EFE - El secretario estadounidense del Tesoro, Henry Paulson espera al presidente de los Estados Unidos, George W. Bush, en las escaleras de la Secretaría de Hacienda en Washington, EEUU.

El Congreso estadounidense aprobó ayer, por fin, el tan criticado plan de rescate del Gobierno de EEUU para sacar del sistema financiero los activos contaminados por las hipotecas basura.

La aprobación se produjo tras duras negociaciones y después de que el lunes se rechazara por la Cámara de Representantes, que se oponía a utilizar el dinero de todos los contribuyentes para salvar a quienes habían corrido excesivos riesgos sin pararse siquiera a pensar en las consecuencias.

El plan permite al Gobierno aportar al sistema hasta 700.000 millones de dólares, de los cuales 250.000 podrán ser utilizados de forma inmediata y otros 100.000 millones en caso de que el presidente determine que es necesario hacerlo.

El Congreso se reserva la capacidad de retener los restantes 350.000 millones si no le satisface el desarrollo del programa.

El presidente estadounidense, George Bush, se apresuró a mostrar su satisfacción por la aprobación del plan de rescate, pero advirtió de que, aun siendo necesario, la solución de la crisis no será inmediata y todavía tendrán que pasar muchos meses para que desaparezcan los riesgos y la actividad económica se normalice.

La discusión por parte del Congreso estadounidense del plan de rescate financiero ha llevado a la bolsa de Nueva York a vivir una semana de auténtico vértigo, que empezó con una caída del 7% el lunes, cuando se rechazó ese plan, a una subida del 4,68% tan solo veinticuatro horas después.

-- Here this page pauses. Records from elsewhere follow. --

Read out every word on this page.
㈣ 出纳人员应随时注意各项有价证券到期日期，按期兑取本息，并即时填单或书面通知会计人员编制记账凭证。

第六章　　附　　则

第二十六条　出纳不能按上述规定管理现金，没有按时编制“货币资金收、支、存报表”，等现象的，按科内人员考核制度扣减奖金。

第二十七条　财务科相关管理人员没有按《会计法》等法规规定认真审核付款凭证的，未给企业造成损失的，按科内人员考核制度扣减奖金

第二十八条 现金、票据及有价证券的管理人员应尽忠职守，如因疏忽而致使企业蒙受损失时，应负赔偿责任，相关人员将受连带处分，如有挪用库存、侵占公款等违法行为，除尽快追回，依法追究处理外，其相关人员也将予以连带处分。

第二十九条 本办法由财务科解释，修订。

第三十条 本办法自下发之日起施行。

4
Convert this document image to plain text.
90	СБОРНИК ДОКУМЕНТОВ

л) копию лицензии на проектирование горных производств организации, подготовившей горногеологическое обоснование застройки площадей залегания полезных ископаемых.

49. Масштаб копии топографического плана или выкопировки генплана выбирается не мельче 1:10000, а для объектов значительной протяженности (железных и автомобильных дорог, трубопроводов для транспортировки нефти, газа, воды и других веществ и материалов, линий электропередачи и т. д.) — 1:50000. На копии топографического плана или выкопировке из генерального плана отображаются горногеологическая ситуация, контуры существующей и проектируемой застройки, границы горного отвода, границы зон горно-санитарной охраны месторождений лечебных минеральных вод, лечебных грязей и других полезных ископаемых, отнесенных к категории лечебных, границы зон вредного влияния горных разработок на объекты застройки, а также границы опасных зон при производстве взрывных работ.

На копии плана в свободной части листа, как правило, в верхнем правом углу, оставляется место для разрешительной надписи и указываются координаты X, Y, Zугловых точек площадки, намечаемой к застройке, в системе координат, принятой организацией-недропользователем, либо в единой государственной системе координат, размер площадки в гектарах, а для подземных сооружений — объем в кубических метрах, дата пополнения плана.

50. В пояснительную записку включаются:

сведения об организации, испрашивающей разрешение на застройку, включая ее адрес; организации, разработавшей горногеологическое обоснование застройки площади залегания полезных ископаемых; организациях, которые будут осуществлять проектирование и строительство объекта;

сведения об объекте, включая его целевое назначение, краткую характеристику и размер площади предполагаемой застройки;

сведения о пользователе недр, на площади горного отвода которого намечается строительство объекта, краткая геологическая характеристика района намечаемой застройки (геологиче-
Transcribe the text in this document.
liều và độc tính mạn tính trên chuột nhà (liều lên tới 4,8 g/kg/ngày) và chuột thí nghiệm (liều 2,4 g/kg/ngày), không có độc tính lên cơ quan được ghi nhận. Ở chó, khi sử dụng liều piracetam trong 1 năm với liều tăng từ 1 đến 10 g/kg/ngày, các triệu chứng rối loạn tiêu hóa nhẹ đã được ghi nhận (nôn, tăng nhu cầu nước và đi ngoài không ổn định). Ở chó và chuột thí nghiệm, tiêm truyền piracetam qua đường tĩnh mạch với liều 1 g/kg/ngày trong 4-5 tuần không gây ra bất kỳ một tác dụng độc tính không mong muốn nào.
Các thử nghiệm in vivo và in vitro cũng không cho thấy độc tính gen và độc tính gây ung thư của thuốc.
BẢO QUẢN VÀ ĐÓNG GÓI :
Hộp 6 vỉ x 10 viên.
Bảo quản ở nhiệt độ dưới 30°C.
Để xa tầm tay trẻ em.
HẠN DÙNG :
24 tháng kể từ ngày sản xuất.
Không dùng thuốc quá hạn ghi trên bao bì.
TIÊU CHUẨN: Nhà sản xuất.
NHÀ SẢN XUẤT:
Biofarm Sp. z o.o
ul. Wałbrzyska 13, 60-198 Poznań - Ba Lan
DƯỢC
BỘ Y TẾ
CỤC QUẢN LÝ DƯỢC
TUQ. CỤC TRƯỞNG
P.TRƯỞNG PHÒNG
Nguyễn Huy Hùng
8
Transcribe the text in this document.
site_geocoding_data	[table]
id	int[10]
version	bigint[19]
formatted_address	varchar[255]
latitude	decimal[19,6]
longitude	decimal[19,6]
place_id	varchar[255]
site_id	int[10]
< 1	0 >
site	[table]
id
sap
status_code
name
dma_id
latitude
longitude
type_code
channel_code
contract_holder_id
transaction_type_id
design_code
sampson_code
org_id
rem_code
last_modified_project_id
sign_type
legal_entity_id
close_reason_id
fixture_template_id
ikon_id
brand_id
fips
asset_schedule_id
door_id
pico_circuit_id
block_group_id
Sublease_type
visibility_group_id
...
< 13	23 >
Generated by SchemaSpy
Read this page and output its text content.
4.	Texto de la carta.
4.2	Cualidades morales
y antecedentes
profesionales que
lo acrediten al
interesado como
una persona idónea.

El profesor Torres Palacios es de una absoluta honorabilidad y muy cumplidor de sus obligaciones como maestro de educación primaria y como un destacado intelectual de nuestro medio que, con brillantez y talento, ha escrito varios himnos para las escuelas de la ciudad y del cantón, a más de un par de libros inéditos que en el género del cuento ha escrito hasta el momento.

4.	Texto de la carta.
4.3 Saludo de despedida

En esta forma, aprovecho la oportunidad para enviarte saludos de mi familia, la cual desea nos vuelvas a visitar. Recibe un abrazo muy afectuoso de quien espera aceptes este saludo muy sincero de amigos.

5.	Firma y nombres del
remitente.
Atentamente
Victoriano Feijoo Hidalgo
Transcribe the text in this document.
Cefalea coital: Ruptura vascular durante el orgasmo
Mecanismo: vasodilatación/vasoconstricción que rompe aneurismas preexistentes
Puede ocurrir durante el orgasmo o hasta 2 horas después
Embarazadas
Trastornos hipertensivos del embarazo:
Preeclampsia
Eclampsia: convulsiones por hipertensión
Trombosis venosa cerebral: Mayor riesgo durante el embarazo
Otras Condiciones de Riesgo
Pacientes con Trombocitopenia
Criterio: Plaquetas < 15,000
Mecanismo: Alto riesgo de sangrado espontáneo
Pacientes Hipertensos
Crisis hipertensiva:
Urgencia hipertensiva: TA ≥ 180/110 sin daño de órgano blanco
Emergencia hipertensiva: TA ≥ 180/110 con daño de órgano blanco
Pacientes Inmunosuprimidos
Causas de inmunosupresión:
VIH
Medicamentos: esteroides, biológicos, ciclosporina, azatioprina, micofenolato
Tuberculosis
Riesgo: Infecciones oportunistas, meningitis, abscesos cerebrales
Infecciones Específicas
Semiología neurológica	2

Al final, Wall Street acogió con alivio la aprobación del plan, pero ello no impidió que cerrara la semana a la baja.

La incertidumbre sobre la aprobación de este plan financiero ha creado muchos nervios en Europa durante la semana y algunos Gobiernos han elevado las garantías de recuperación de depósitos por parte de los clientes de los servicios bancarios.

Pero en medio de tantos nervios, algunos bancos han sabido aprovechar la ocasión que representan las dificultades por las que atraviesan otros en los negocios.

Así, el Grupo Santander anunció la compra de la red de sucursales y los depósitos de la británica Bradford & Bingley, nacionalizada el lunes por el Gobierno del Reino Unido, por 773 millones de euros.

Otro ejemplo es el de Wells Fargo, que le ha arrebatado a Citigroup el deseado banco Wachovia, al comprarlo por 15.500 millones de dólares.

Una entidad que no ha podido superar por sí misma la crisis ha sido el banco belga Fortis, que se ha visto obligado a vender los activos de ABN Amro que compró en 2007 por 10.000 millones y además recibirá una ayuda pública de 7.000 millones.

La buena noticia de la semana ha estado en el petróleo, que se ha abaratado nada menos que el 14 por ciento en tan solo siete días.

Los especuladores que han apostado meses atrás por elevar el precio del petróleo hasta cotas impensables poco antes no han tenido más remedio que ceder a la presión que la crisis financiera internacional ejerce sobre la demanda de productos petrolíferos y ver cómo el Texas ha bajado desde julio el 36 por ciento.